Competition for this box from the conductor himself exists in the Sony Boulez Edition, but this only contains two discs of Stravinsky including The Rite of Spring, Petrouchka and suites The Firebird and Pulchinella. In general terms and taken as a whole, this 6 CD box has to be seen as a bargain, and a fine place to discover some of the most important music of the 20th century. The low price is reflected in the presentation however, and it is a shame that the original booklet notes for each disc have been replaced with an essay, ‘Nothing Stays the Same’ by Wolfgang Stähr which, while throwing some light on Boulez’s shifting attitude to Stravinsky’s music and status, is generalised and by its nature subjective.
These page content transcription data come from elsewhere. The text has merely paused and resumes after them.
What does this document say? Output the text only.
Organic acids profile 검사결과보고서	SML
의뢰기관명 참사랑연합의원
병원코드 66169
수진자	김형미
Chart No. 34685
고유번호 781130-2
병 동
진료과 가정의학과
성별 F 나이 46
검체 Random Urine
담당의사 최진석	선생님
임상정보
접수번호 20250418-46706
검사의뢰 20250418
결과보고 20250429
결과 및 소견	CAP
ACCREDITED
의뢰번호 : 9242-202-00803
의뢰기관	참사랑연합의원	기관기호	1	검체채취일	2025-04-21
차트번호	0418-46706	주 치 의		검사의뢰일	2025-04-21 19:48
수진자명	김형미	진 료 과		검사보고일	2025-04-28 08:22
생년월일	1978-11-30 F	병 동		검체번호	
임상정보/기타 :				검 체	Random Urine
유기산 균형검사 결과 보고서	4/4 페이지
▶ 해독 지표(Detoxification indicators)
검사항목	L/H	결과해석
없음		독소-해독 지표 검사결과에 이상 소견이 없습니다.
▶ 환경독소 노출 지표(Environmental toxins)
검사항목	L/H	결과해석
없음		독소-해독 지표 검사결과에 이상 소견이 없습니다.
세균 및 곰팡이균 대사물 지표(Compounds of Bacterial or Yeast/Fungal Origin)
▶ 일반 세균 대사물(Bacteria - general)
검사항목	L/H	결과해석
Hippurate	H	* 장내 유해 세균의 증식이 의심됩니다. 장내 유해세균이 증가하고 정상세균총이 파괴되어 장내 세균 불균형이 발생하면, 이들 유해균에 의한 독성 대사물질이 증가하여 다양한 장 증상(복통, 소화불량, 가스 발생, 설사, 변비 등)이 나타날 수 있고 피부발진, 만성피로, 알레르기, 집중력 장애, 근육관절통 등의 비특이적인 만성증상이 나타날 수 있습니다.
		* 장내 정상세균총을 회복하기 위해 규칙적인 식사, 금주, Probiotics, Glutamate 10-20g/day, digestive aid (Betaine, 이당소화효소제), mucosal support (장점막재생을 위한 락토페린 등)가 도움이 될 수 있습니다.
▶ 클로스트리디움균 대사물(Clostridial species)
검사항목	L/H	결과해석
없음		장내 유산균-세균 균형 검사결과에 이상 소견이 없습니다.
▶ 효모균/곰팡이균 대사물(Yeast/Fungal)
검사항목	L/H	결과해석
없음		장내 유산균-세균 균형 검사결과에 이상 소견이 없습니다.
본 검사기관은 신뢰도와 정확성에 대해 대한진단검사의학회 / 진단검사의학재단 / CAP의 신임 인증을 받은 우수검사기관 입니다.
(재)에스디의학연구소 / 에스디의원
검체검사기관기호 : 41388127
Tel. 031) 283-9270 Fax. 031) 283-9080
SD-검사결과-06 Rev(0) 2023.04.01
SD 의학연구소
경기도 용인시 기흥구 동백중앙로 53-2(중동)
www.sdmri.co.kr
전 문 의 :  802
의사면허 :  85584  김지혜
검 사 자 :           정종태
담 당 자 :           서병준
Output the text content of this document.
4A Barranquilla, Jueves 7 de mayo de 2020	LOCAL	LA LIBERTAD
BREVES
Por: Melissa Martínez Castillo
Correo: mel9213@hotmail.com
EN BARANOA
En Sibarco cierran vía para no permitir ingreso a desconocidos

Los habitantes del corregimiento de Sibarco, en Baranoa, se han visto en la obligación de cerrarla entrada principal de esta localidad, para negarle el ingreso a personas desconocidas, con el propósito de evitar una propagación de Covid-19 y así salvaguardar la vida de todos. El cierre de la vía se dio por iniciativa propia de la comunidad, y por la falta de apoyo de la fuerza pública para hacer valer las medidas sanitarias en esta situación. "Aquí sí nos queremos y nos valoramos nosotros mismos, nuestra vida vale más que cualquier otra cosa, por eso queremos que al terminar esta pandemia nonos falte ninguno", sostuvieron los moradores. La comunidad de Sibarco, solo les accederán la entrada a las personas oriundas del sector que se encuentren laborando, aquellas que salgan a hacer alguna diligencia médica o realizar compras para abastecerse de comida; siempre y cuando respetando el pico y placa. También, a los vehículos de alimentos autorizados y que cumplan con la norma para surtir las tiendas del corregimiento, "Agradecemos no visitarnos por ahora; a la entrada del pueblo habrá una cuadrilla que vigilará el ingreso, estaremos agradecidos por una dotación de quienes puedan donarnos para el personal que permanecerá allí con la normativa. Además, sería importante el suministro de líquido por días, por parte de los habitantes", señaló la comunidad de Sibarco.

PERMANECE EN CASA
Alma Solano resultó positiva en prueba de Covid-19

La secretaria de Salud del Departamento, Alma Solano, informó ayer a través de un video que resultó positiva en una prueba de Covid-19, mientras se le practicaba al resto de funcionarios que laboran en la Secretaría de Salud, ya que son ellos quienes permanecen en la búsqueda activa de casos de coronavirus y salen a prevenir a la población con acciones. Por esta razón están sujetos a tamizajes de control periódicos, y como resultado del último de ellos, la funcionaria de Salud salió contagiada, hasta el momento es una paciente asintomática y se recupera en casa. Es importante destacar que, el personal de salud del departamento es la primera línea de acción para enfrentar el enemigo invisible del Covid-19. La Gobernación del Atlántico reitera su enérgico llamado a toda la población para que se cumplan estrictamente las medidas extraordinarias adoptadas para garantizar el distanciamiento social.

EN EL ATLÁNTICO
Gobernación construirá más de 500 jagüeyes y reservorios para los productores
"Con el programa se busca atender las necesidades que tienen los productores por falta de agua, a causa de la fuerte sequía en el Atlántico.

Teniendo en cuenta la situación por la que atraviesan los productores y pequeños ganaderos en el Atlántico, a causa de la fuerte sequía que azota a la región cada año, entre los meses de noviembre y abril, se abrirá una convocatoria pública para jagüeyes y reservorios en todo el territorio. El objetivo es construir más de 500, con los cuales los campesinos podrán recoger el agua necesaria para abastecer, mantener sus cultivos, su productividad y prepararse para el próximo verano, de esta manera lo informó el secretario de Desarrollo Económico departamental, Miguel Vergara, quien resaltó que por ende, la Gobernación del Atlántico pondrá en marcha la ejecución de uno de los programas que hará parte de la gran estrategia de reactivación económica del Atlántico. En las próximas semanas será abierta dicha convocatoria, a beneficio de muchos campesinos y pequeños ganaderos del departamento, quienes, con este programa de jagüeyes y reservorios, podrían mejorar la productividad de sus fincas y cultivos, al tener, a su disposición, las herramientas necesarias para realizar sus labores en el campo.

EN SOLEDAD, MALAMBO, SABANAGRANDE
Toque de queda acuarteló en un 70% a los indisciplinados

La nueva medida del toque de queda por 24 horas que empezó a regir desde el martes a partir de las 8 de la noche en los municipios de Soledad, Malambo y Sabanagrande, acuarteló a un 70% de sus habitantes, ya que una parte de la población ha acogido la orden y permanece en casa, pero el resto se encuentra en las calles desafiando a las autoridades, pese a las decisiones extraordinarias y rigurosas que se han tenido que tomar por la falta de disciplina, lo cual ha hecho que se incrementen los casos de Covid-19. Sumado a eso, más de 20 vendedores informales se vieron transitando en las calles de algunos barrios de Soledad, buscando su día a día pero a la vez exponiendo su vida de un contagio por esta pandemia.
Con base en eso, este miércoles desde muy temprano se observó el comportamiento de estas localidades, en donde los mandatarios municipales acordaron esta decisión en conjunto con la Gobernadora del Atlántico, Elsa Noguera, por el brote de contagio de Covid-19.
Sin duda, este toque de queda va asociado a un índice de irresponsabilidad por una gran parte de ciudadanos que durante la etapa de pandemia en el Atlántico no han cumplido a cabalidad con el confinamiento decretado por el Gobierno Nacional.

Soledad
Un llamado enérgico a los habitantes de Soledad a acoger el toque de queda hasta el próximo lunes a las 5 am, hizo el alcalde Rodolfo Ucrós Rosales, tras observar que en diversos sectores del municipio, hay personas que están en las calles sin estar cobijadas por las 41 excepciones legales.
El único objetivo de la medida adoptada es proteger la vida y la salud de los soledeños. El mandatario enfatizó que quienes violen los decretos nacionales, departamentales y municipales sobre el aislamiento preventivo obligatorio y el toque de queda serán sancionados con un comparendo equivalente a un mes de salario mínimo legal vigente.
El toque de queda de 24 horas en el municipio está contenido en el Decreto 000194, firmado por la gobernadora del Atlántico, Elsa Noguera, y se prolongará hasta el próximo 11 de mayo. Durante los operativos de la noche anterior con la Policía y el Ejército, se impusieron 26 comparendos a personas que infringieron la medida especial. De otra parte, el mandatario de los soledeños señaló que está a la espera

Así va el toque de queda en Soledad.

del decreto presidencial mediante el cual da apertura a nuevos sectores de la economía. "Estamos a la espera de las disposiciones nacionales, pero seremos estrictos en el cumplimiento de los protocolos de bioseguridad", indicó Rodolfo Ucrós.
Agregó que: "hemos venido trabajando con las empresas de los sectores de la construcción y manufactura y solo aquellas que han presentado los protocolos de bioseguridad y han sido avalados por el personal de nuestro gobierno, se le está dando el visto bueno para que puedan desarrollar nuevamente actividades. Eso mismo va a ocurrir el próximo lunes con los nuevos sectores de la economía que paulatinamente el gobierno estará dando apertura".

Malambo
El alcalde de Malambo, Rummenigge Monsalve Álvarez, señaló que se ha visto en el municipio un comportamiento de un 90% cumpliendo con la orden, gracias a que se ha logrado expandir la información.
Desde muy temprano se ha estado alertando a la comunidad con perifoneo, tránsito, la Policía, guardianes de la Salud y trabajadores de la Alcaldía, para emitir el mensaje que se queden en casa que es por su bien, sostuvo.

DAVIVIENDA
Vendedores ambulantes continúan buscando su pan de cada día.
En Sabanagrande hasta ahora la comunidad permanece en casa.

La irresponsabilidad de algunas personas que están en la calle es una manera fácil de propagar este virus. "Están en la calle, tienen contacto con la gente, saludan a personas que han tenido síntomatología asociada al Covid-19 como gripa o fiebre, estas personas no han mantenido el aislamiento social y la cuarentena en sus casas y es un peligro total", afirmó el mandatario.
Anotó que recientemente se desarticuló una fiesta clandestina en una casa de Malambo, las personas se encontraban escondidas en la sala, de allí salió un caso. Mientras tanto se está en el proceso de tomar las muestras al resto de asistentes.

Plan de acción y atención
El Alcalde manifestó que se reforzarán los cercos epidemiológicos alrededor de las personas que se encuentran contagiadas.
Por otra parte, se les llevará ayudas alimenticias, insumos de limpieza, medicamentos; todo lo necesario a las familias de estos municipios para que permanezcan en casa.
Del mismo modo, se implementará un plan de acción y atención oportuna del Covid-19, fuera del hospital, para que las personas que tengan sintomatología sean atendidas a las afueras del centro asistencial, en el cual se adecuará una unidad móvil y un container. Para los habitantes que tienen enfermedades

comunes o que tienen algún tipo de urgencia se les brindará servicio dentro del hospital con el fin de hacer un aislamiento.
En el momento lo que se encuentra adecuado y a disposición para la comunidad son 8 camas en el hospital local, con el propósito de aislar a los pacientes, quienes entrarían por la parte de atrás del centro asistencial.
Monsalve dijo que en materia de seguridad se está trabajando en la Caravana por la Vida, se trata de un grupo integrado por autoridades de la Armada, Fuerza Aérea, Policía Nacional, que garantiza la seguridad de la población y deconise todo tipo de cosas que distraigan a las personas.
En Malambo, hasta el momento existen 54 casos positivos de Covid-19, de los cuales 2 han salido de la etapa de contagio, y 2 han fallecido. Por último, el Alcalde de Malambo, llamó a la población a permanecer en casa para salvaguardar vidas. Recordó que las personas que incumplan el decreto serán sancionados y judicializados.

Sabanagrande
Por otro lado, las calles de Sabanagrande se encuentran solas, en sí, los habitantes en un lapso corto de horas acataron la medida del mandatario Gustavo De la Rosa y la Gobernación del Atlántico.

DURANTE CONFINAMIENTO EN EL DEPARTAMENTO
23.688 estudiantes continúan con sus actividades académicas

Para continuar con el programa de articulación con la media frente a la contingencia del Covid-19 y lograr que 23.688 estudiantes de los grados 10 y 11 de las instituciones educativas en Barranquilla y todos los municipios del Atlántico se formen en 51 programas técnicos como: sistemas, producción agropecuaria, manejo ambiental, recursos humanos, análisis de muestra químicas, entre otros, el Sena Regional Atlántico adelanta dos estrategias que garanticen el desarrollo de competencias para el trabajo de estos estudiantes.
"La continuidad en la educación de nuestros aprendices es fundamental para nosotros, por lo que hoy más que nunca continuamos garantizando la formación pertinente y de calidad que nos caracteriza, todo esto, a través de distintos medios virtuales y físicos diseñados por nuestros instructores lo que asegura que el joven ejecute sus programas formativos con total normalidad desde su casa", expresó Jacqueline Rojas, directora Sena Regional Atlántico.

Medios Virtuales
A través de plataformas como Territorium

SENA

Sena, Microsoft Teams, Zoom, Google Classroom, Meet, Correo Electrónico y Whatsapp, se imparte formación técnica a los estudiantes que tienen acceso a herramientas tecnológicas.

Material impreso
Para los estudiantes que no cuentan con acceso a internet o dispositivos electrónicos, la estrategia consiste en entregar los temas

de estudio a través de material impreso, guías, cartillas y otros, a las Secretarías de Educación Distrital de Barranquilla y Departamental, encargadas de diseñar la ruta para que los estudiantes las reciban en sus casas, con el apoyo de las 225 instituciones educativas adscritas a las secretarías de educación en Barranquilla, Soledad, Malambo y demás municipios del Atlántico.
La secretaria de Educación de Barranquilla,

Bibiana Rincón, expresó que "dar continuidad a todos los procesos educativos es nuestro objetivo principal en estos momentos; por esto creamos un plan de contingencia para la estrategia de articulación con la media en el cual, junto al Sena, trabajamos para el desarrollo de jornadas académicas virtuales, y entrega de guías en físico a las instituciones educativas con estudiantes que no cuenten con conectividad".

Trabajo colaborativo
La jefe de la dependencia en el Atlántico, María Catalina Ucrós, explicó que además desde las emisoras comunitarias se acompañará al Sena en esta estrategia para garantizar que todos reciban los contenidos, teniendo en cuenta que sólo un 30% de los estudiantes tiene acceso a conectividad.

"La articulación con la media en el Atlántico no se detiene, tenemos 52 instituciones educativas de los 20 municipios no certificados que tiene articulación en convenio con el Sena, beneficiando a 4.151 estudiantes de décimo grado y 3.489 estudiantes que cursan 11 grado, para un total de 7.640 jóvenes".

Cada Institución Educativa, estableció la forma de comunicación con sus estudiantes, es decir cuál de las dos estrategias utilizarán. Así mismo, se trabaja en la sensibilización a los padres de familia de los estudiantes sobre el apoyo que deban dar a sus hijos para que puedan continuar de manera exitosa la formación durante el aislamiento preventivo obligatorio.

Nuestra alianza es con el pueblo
While I find myself left cold by Boulez’s conducting of a few of these pieces, taken in isolation they do create their own atmosphere and will certainly grab newcomers with an impressively powerful grip. There are no weak performances here, just others to be found which whip up a greater sense of danger and excitement. This is the best of times to treat yourself or a favoured friend or relative to some top-notch music, and this little box contains marvels enough for all.